Opinion: Did the 1974 budget law make a difference? Especially for lawmakers


Fifty years ago, Congress tried to rein in deficits and fix the budget process—or, perhaps, lawmakers were simply trying to claw back some spending power from the White House.

If the goal was fiscal responsibility, the results have been mixed at best. But if the goal was merely to get Congress to exercise its power over the budget, five decades of experience show: mission accomplished.

The Congressional Budget Control and Impoundment Act of 1974, signed by President Nixon while he was facing impeachment, created the House and Senate Budget Committees and the Congressional Budget Office to guide lawmakers in developing and implementing spending plans. It also created a process for Congress to create a budget each year and procedures for enacting the spending and revenue measures provided for in that budget.

While this seems simple today, it wasn't always so. Nixon had long fought with Congress over spending control and had been withholding money that Congress had authorized and appropriated.

In 1973 alone, Nixon withheld or “seized” $18 billion in authorized and appropriated spending, representing 34 percent of all domestic discretionary spending that year. If applied at the current level of domestic spending, that would represent more than $240 billion in sequestrations.

It would seem that controlling debt and deficits was not the primary goal of the 1974 law. For legislators, the main attraction was the part of the bill called “Impost Control,” intended to prevent the executive branch from subverting the legislature’s spending decisions.

Because Congress was not significantly constrained by irresponsible fiscal decisions, deficits and debt increased. In 1981, under President Reagan, policymakers focused more on the growing deficit and passed budget measures aimed at achieving a balanced budget.

Congress set annual deficit targets, imposed pay-as-you-go procedures for tax cuts and entitlement increases so that any law with a price tag also had to have a plan to pay for it, set caps on annually allocated spending, directed widespread spending cuts if those targets or caps were breached, and created other rules and processes to help balance the nation's revenues and spending.

So how well has Congress balanced the budget? And has it gotten deficits and debt under control? Not very well (except for four years beginning in 1998, when the government ran budget surpluses and one of us chaired the House Budget Committee).

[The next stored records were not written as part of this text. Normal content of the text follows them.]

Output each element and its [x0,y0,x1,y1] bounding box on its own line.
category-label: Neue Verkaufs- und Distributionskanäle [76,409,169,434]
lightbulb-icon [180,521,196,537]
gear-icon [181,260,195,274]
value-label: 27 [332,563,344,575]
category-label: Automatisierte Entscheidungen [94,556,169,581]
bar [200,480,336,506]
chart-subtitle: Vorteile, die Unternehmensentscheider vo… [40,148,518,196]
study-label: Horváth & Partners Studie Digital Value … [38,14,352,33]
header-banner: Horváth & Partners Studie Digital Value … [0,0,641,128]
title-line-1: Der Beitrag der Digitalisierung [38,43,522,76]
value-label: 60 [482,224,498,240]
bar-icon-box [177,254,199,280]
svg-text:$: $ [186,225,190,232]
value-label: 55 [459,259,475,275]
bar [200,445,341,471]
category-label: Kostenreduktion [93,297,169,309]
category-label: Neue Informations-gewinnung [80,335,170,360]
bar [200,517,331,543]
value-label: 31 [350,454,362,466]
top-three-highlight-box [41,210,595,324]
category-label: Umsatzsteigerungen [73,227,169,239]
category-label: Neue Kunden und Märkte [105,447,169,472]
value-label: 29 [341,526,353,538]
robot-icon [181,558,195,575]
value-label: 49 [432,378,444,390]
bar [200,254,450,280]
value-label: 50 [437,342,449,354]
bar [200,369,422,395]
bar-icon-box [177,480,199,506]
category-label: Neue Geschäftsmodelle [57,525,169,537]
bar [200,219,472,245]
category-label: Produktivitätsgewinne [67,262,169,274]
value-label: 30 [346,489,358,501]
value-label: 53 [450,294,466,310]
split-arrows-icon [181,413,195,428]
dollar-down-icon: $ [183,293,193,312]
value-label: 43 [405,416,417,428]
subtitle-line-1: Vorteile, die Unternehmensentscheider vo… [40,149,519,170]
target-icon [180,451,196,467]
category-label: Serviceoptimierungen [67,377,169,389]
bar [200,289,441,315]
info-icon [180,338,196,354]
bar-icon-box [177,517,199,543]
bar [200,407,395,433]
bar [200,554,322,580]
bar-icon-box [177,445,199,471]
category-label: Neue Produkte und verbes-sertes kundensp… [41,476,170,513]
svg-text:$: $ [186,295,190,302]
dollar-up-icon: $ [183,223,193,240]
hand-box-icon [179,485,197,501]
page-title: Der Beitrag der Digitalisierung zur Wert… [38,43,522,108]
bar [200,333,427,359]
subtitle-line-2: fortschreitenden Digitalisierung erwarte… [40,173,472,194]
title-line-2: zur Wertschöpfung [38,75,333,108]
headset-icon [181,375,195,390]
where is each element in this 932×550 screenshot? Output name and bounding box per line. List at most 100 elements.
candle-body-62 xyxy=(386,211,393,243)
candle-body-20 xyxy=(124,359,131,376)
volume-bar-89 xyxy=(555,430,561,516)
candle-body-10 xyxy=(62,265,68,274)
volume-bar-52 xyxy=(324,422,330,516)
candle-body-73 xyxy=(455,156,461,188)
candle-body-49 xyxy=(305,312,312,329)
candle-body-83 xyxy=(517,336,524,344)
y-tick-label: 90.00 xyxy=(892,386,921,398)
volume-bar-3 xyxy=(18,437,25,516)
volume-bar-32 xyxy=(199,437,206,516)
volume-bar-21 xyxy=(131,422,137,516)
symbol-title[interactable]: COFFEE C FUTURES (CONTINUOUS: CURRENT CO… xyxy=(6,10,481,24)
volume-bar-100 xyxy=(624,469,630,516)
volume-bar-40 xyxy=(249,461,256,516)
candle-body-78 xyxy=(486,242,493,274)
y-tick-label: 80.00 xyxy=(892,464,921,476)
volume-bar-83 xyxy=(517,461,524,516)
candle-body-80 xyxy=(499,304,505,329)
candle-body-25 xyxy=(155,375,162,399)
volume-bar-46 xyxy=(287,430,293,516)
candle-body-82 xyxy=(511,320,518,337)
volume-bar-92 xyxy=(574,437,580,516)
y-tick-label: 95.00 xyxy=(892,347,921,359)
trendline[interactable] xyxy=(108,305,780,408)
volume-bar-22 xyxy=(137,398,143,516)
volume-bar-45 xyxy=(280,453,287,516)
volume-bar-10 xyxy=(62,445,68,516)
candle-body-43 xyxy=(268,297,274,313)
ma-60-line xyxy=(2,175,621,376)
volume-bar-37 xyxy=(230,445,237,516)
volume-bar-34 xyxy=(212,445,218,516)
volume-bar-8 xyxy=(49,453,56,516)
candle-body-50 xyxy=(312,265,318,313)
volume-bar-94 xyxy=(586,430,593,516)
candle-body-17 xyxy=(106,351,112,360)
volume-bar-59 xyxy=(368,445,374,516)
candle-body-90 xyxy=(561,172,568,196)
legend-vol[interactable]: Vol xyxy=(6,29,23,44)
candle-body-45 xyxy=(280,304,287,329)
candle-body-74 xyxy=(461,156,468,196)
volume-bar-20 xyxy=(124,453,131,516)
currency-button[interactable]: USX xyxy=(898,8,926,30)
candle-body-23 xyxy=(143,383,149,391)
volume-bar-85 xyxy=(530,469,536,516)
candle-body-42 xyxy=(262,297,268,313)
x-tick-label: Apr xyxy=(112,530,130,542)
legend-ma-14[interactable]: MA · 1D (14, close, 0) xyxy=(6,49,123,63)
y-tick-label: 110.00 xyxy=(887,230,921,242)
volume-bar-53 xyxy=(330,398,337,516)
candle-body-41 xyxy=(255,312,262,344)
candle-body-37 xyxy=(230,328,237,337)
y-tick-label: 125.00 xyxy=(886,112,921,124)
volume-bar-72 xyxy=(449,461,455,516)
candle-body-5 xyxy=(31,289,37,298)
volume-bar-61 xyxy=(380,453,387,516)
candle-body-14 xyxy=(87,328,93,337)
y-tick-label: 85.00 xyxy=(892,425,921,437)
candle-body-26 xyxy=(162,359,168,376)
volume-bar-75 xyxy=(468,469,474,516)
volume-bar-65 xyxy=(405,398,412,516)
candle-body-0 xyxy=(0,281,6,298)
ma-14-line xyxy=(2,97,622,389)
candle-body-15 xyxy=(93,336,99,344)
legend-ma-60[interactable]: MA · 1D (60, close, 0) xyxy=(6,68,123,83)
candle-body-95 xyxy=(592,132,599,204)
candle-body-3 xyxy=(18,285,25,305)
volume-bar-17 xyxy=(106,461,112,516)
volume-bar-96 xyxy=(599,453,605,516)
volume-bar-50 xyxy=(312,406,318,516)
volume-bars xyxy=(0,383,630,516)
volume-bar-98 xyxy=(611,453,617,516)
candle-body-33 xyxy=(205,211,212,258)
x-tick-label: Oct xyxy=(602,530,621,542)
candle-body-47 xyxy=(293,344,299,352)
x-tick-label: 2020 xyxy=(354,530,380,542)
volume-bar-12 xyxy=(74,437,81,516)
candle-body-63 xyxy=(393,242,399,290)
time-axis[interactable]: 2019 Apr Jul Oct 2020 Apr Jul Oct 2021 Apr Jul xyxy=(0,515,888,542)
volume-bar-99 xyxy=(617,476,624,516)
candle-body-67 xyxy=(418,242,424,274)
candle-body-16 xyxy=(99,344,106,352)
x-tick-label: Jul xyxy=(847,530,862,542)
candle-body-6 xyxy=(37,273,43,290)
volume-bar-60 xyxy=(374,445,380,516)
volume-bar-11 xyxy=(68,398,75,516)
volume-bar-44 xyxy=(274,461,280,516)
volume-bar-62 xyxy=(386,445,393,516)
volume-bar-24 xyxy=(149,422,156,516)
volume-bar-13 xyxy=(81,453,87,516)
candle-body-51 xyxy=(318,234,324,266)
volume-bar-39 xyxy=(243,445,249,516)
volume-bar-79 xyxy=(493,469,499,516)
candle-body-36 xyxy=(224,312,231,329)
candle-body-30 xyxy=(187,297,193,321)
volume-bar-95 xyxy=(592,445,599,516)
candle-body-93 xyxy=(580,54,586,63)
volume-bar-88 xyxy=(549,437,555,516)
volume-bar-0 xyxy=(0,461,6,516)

To control sequestration, the 1974 law established an orderly process by which the president could withhold funds either by temporarily deferring them or by asking Congress for a rescission, which is a permanent reduction in spending.

From Ford to Trump, presidents requested a total of $91.9 billion in rescissions. Congress approved only $22.7 billion. Reagan requested half of all rescissions requested in the past 50 years, while Presidents George W. Bush and Obama requested none.

Congress itself initiated more than $380 billion in rescissions, but most of them occurred at a time when Congress had imposed caps on annual appropriations. As a result, those rescissions did not reduce spending; they simply forced lawmakers to reallocate spending to stay below the caps.

The assessment here, 50 years on, would have to be that while Congress has rebalanced power in its direction, it has not resulted in significant savings for taxpayers.

As for the Congressional Budget Act portion of the bill, the 50-year history is more nuanced. Over the past 50 years, Congress has failed to adopt an annual budget resolution 14 times, including this year. The failure occurred twice when Democrats controlled both chambers (2011, 2023) and four times when Republicans controlled both chambers (1999, 2005, 2007, and 2019). A modicum of bipartisanship is typically key to passage: With polarization growing, for eight years beginning in 2003, a divided Congress failed to enact a fiscal plan to inform spending and revenue decisions.

In recent years, two tax cuts have received broad support (the Tax Cuts and Jobs Act of 2017 and the Inflation Reduction Act of 2022), but neither of them resulted in deficit reduction. That problem has only gotten worse.

In 1974, federal revenues accounted for 17.8% of the economy. That share fell slightly to 17.5% this year and averaged 17.3% over the entire period. However, spending was 18.2% of the economy in 1974 and is more than 23.1% today.

Where has that spending increased? Not in funding our national security or in domestic discretionary accounts, which together fell from 9.3% to 6.7% of GDP between 1974 and 2024. Spending on “mandatory” programs (particularly Social Security, Medicare, and Medicaid) nearly doubled, rising from 8.5% to 15.3% of GDP over the same period. This has contributed to debt growing from 32% of the economy in 1974 to more than 101% today.

Judging by these figures, the law has failed miserably. But should that surprise anyone? Each year's national budget is a product of politics, of insatiable public demand for services and of the public's unwillingness to pay more taxes. No budget process we have yet tried can force legislators to ignore these realities and achieve a certain fiscal outcome.

The fiscal outlook for the next 50 years is grim unless presidents and Congresses, both now and in the future, address the need to raise more revenue and curb the growth of mandatory spending. This will require a larger and better bill than the Congressional Budget Control and Impoundment Act of 1974.

John R. Kasich, former chairman of the House Budget Committee, is a senior fellow at the Bipartisan Policy Center, where G. William Hoagland, former staff director of the Senate Budget Committee, is a senior vice president.